Tout cela suppose qu’il y a même un budget dans un projet de recherche pour plusieurs annotations qui pourraient conduire à un vote de consensus. Dans de nombreux cas, les chercheurs tentent de ‘curater’ l’ensemble d’annotation externalisé de manière moins coûteuse en spécifiant les caractéristiques que les travailleurs devraient avoir, telles que l’emplacement géographique, le sexe ou d’autres facteurs culturels, en échangeant la pluralité pour la spécificité.

L’article de Google soutient que la voie à suivre pour relever ces défis pourrait consister à établir des cadres de communication étendus avec les annotateurs, similaires aux communications minimales que l’application Uber facilite entre un conducteur et un passager.

Une telle considération soigneuse des annotateurs serait, naturellement, un obstacle à l’externalisation d’annotation à grande échelle, aboutissant soit à des ensembles de données plus limités et à faible volume qui ont une meilleure raison pour leurs résultats, soit à une évaluation ‘précipitée’ des annotateurs impliqués, obtenant des détails limités sur eux et les caractérisant comme ‘adaptés à la tâche’ sur la base de trop peu d’informations.

C’est si les annotateurs sont honnêtes.

Les ‘plaisants’ dans l’étiquetage des ensembles de données externalisés

Avec une main-d’œuvre disponible qui est sous-payée, sous une concurrence sévère pour les tâches disponibles, et déprimée par des perspectives de carrière rares, les annotateurs sont motivés pour fournir rapidement la ‘bonne’ réponse et passer à la prochaine mini-tâche.

Si la ‘bonne réponse’ est quelque chose de plus compliqué que Avoir un chat/Pas de chat, l’article de Syracuse soutient que le travailleur tentera probablement de déduire une ‘réponse acceptable’ basée sur le contenu et le contexte de la question* :

‘À la fois la prolifération de conceptualisations alternatives et l’utilisation généralisée de méthodes d’annotation simplistes entravent probablement les progrès de la recherche sur les discours de haine en ligne.

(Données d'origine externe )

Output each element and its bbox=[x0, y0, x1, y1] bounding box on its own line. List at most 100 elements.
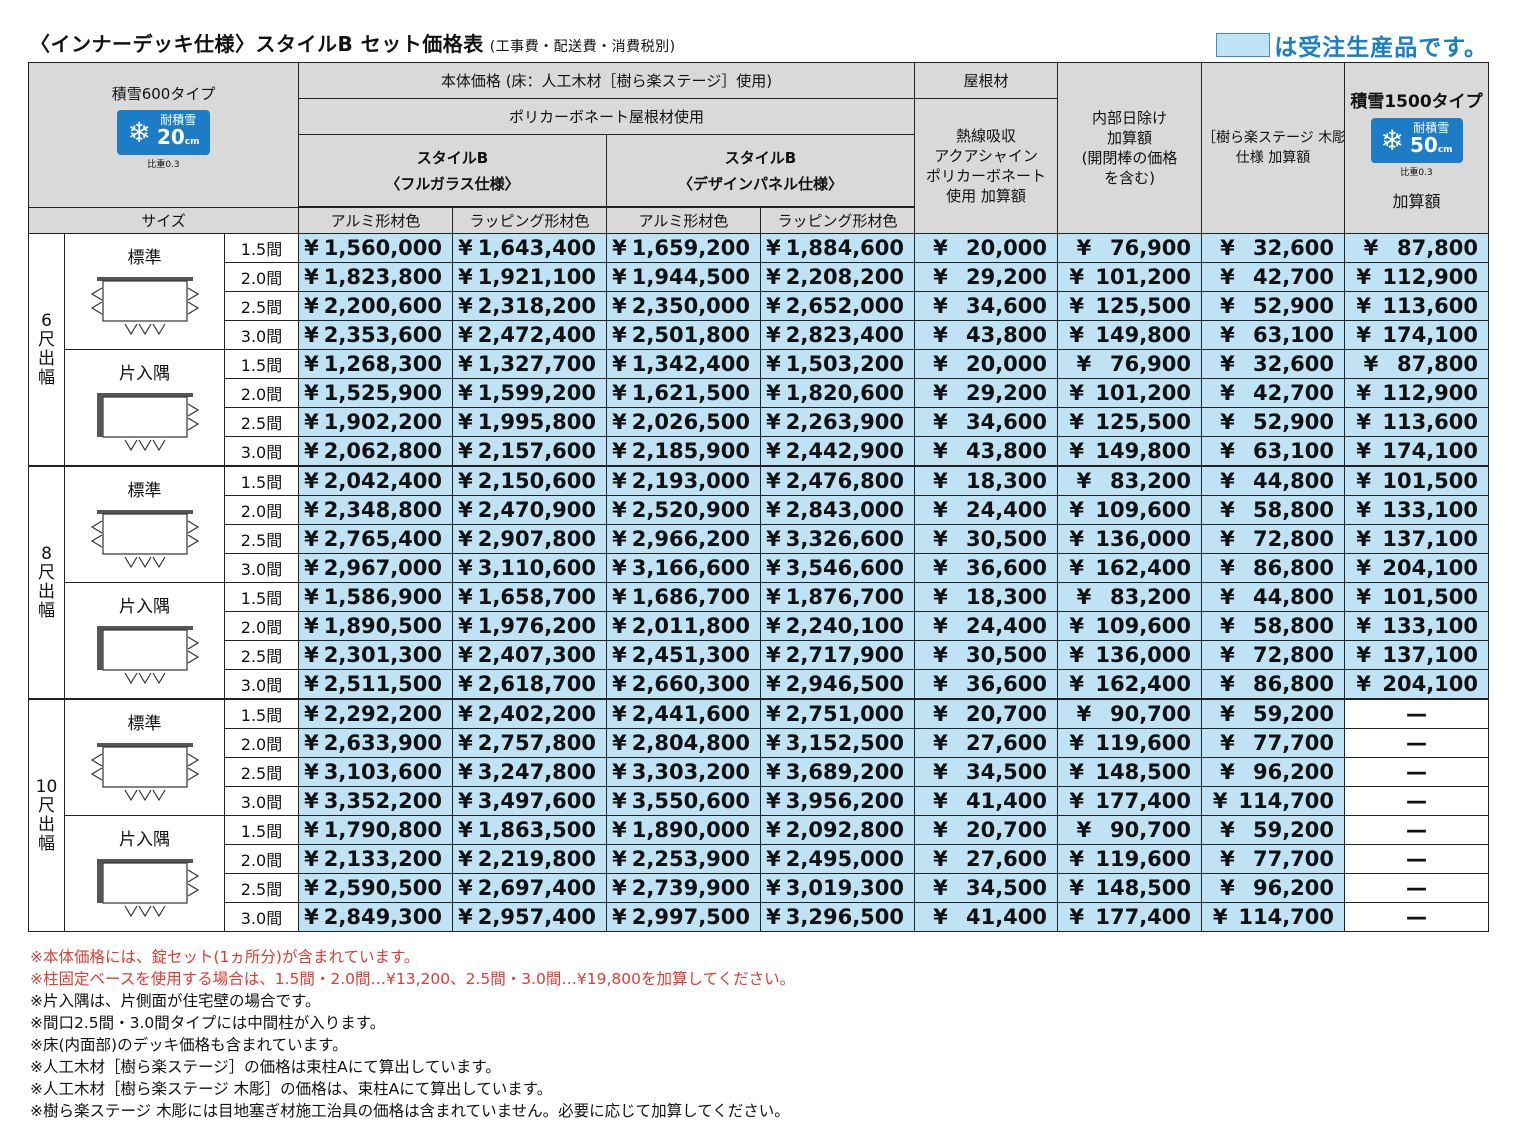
price-value: 1,790,800 bbox=[323, 818, 443, 842]
price-cell: ¥2,717,900 bbox=[760, 640, 916, 670]
yen-sign: ¥ bbox=[458, 265, 473, 289]
price-value: 30,500 bbox=[965, 527, 1048, 551]
price-value: 2,253,900 bbox=[631, 847, 751, 871]
price-value: 2,849,300 bbox=[323, 905, 443, 929]
group-label-char: 尺 bbox=[38, 795, 55, 816]
price-cell: ¥1,621,500 bbox=[606, 378, 762, 408]
price-value: 101,500 bbox=[1382, 585, 1479, 609]
yen-sign: ¥ bbox=[1069, 323, 1084, 347]
yen-sign: ¥ bbox=[933, 527, 948, 551]
wood-header: ［樹ら楽ステージ 木彫］ 仕様 加算額 bbox=[1201, 62, 1346, 234]
price-cell: ¥133,100 bbox=[1344, 611, 1490, 641]
price-cell-empty: — bbox=[1344, 873, 1490, 903]
yen-sign: ¥ bbox=[766, 760, 781, 784]
price-cell: ¥2,495,000 bbox=[760, 844, 916, 874]
yen-sign: ¥ bbox=[1220, 265, 1235, 289]
deck-standard-icon bbox=[83, 505, 207, 579]
price-cell: ¥2,348,800 bbox=[298, 495, 454, 525]
price-value: 1,268,300 bbox=[323, 352, 443, 376]
yen-sign: ¥ bbox=[766, 236, 781, 260]
price-value: 58,800 bbox=[1252, 498, 1335, 522]
style-full-header: スタイルB 〈フルガラス仕様〉 bbox=[298, 134, 608, 207]
price-cell: ¥2,501,800 bbox=[606, 320, 762, 350]
wood-l1: ［樹ら楽ステージ 木彫］ bbox=[1202, 130, 1345, 146]
yen-sign: ¥ bbox=[458, 236, 473, 260]
yen-sign: ¥ bbox=[933, 381, 948, 405]
price-value: 52,900 bbox=[1252, 294, 1335, 318]
price-value: 2,301,300 bbox=[323, 643, 443, 667]
price-cell: ¥162,400 bbox=[1057, 553, 1203, 583]
yen-sign: ¥ bbox=[766, 381, 781, 405]
yen-sign: ¥ bbox=[1076, 702, 1092, 726]
price-value: 2,697,400 bbox=[477, 876, 597, 900]
sub-type: 標準 bbox=[64, 233, 225, 350]
yen-sign: ¥ bbox=[766, 702, 781, 726]
price-value: 3,956,200 bbox=[785, 789, 905, 813]
yen-sign: ¥ bbox=[304, 585, 319, 609]
yen-sign: ¥ bbox=[458, 672, 473, 696]
price-cell: ¥2,967,000 bbox=[298, 553, 454, 583]
size-cell: 2.5間 bbox=[223, 407, 300, 437]
yen-sign: ¥ bbox=[766, 789, 781, 813]
price-value: 1,823,800 bbox=[323, 265, 443, 289]
price-value: 2,618,700 bbox=[477, 672, 597, 696]
yen-sign: ¥ bbox=[1220, 381, 1235, 405]
price-value: 77,700 bbox=[1252, 731, 1335, 755]
price-cell: ¥112,900 bbox=[1344, 262, 1490, 292]
yen-sign: ¥ bbox=[304, 265, 319, 289]
price-cell: ¥2,133,200 bbox=[298, 844, 454, 874]
yen-sign: ¥ bbox=[1220, 527, 1235, 551]
price-value: 204,100 bbox=[1382, 672, 1479, 696]
price-cell: ¥148,500 bbox=[1057, 873, 1203, 903]
yen-sign: ¥ bbox=[612, 847, 627, 871]
price-value: 2,150,600 bbox=[477, 469, 597, 493]
size-cell: 3.0間 bbox=[223, 786, 300, 816]
price-value: 2,757,800 bbox=[477, 731, 597, 755]
size-cell: 2.5間 bbox=[223, 291, 300, 321]
price-value: 1,503,200 bbox=[785, 352, 905, 376]
yen-sign: ¥ bbox=[304, 556, 319, 580]
price-cell: ¥1,863,500 bbox=[452, 815, 608, 845]
yen-sign: ¥ bbox=[612, 556, 627, 580]
yen-sign: ¥ bbox=[304, 760, 319, 784]
yen-sign: ¥ bbox=[458, 614, 473, 638]
price-value: 42,700 bbox=[1252, 381, 1335, 405]
yen-sign: ¥ bbox=[1220, 672, 1235, 696]
price-cell: ¥3,152,500 bbox=[760, 728, 916, 758]
snowflake-icon: ❄ bbox=[1380, 123, 1404, 157]
price-cell: ¥174,100 bbox=[1344, 436, 1490, 467]
price-cell: ¥2,652,000 bbox=[760, 291, 916, 321]
price-cell: ¥2,751,000 bbox=[760, 698, 916, 729]
price-value: 162,400 bbox=[1095, 556, 1192, 580]
yen-sign: ¥ bbox=[612, 614, 627, 638]
yen-sign: ¥ bbox=[304, 323, 319, 347]
style-full-l2: 〈フルガラス仕様〉 bbox=[385, 174, 520, 193]
note-line: ※樹ら楽ステージ 木彫には目地塞ぎ材施工治具の価格は含まれていません。必要に応じ… bbox=[30, 1102, 790, 1120]
price-cell: ¥1,921,100 bbox=[452, 262, 608, 292]
yen-sign: ¥ bbox=[766, 469, 781, 493]
price-value: 3,497,600 bbox=[477, 789, 597, 813]
yen-sign: ¥ bbox=[933, 760, 948, 784]
yen-sign: ¥ bbox=[1069, 294, 1084, 318]
table-row: 片入隅 1.5間 ¥1,586,900 ¥1,658,700 ¥1,686,700 ¥1,… bbox=[29, 582, 1490, 700]
sub-type: 標準 bbox=[64, 698, 225, 816]
snow1500-badge-label: 耐積雪 bbox=[1413, 121, 1450, 135]
price-value: 76,900 bbox=[1109, 352, 1192, 376]
price-cell: ¥3,956,200 bbox=[760, 786, 916, 816]
price-value: 29,200 bbox=[965, 381, 1048, 405]
yen-sign: ¥ bbox=[304, 876, 319, 900]
price-cell: ¥3,550,600 bbox=[606, 786, 762, 816]
group-label-char: 出 bbox=[38, 348, 55, 369]
yen-sign: ¥ bbox=[458, 760, 473, 784]
yen-sign: ¥ bbox=[933, 847, 948, 871]
yen-sign: ¥ bbox=[612, 876, 627, 900]
price-value: 43,800 bbox=[965, 323, 1048, 347]
price-cell: ¥3,497,600 bbox=[452, 786, 608, 816]
price-cell: ¥34,600 bbox=[914, 291, 1059, 321]
price-cell: ¥58,800 bbox=[1201, 495, 1346, 525]
yen-sign: ¥ bbox=[612, 702, 627, 726]
price-cell: ¥2,451,300 bbox=[606, 640, 762, 670]
yen-sign: ¥ bbox=[933, 352, 948, 376]
yen-sign: ¥ bbox=[612, 469, 627, 493]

Par exemple, Ross et al. ont trouvé que montrer la définition de Twitter de la conduite haineuse aux annotateurs les a amenés à aligner partiellement leurs propres opinions sur la définition. Cet ajustement a abouti à une fiabilité inter-juge très faible des annotations.’

 

* Ma conversion des citations intégrées du document en hyperliens.

Publié le 13 décembre 2021 – Mis à jour le 18 décembre 2021 : Balises ajoutées

Écrivain sur l'apprentissage automatique, spécialiste de domaine en synthèse d'images humaines. Ancien responsable du contenu de recherche chez Metaphysic.ai.